The four new applications include areas where CPUs have historically dominated but where accelerators are beginning to exhibit promising results. In particular, therecommendation engine market is vast, dominated by Intel, and is ripe for acceleration. But this application can prove challenging to accelerate due to the massive tables needed to predict consumer preferences accurately, which requires a lot of memory, or a creative solution.
As the following figure shows, NVIDIA dominated the data center runs and did so by a wide margin. However, there were few competitive submissions with which we can compare; only Intel and Xilinx provided results. We will explore why this is once again the case later in this blog.
If NVIDIA is unbeatable, why?
There are three reasons why NVIDIA continues to be the only game in town for #AI in the data center.
- NVIDIA has amazingly fast hardware and optimized software
- NVIDIA builds optimized platforms that are easy to access and deploy.
- NVIDIA nurtures and enjoys a massive ecosystem of cloud service providers, software, and researchers worldwide.
While many argue that newer technologies are faster and more power-efficient, NVIDIA provides higher value due to its platforms and ecosystem. And that value is immediately accessible. The company offers hardware tuned for specific workloads, on which it provides training and inference platforms and application-specific frameworks for six industry and horizontal applications. While most everyone else is just trying to get their chip working, NVIDIA has spent many years creating the entire hardware and software stack, including the seventh fastest AI supercomputer, Selene, dedicated to enabling research in and outside of NVIDIA. How many competitors are willing to invest tens of millions in a private AI supercomputer based on technology that nobody is using?

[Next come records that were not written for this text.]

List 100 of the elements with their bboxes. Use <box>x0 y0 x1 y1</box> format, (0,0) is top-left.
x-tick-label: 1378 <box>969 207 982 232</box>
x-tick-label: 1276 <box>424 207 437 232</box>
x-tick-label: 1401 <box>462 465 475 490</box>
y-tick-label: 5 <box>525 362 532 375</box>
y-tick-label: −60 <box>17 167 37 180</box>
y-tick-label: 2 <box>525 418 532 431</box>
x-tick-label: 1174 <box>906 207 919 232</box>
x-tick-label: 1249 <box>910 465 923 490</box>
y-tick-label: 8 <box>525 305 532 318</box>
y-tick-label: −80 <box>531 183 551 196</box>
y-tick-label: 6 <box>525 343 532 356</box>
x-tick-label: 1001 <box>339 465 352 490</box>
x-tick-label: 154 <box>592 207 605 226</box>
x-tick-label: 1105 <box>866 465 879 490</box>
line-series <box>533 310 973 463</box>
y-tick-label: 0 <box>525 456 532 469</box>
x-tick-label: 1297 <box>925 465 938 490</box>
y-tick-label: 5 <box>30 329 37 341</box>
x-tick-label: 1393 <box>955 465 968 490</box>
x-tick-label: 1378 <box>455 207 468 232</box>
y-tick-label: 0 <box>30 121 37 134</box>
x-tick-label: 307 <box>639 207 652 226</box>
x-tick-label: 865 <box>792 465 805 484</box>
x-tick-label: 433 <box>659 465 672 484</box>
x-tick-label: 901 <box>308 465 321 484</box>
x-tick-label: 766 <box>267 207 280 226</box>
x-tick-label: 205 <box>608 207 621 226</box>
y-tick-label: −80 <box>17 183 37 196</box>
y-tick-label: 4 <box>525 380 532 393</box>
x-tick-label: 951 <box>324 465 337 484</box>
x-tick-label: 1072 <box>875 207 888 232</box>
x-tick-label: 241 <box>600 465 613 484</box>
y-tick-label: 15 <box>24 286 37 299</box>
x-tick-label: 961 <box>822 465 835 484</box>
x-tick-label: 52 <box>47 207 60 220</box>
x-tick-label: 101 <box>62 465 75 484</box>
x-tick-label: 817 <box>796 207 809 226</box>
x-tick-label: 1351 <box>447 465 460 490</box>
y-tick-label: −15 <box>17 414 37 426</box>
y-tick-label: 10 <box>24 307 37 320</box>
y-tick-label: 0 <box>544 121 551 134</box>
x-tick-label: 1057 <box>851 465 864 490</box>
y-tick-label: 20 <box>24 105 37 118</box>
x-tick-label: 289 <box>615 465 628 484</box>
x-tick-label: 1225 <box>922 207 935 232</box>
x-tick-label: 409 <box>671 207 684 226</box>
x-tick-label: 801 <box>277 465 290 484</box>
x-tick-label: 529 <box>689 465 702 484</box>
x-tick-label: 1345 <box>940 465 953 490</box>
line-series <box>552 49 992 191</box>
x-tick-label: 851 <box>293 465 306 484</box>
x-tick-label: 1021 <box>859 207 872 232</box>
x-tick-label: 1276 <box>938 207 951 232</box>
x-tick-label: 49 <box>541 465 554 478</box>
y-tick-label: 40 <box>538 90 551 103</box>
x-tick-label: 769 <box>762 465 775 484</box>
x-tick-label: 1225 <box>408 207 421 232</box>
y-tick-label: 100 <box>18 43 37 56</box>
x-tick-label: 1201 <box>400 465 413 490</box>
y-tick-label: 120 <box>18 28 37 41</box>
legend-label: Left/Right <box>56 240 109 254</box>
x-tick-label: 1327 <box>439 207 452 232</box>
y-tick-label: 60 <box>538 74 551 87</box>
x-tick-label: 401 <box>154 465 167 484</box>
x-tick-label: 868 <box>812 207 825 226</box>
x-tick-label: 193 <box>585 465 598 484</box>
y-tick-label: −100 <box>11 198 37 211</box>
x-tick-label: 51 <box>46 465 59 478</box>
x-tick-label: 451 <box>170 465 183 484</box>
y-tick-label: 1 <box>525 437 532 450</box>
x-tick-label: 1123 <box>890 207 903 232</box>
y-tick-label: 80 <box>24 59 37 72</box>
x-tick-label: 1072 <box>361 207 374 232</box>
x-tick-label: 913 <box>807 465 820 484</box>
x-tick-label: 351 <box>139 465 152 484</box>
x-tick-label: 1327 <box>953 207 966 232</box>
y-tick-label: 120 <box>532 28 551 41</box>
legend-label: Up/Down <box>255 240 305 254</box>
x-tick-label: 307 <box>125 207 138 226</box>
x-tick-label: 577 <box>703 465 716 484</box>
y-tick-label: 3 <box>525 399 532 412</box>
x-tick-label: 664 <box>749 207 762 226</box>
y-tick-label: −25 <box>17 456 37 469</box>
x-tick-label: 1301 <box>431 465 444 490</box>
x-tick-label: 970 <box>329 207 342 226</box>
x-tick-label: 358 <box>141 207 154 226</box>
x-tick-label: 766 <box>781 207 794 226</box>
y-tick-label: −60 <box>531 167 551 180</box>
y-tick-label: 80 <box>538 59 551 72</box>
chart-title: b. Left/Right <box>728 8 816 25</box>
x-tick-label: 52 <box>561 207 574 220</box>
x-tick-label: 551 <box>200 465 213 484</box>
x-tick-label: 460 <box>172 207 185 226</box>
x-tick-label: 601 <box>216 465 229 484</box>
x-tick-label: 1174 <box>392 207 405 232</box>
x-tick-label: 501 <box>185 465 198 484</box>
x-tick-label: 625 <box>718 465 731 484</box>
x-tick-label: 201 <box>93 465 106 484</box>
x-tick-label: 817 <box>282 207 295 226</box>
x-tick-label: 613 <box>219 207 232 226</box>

It is a catch-22.
Where the heck is everyone else?
I get this question a lot, so let’s explore the landscape.
First, many players such as Intel Habana and Tenstorrent are just not ready to run complex benchmarks such as MLPerf. Their chips and software stack must be finished and optimized even to consider undertaking this endeavor.
Second, it takes a tremendous effort to run and optimized these benchmarks and participate in the peer-review process.
Third, and most importantly, new entrants must focus on getting traction in select accounts. This priority applies to giants like Qualcomm and Intel, especially for startups such as Groq, SambaNova, and Cerebras. These companies must use precious resources working with early customers, not running and publicizing benchmarks that do not drive immediate revenue.
Conclusions
NVIDIA did great against a shallow field of competitors. The A100 results were terrific compared to the V100, demonstrating the value of its enhanced tensor core architecture. And I commend MLPerf for adding new benchmarks that are increasingly representative of fast-growing inference opportunities such as recommendation engines.
That being said, the competition is too busy with firstcustomer projects, or the new chips are just not yet ready. For example, SambaNova announced a new partnership with LLNL, and Intel Habana is still in the oven. If I were still at a chip startup, I would wait to run MLPerf (an expensive project) until I already had secured a few lighthouse customers.
MLPerf is certainly the right answer but will remain mostly irrelevant until players are farther along. Until then, follow the money!
Note: Moor Insights & Strategy writers and editors may have contributed to this article.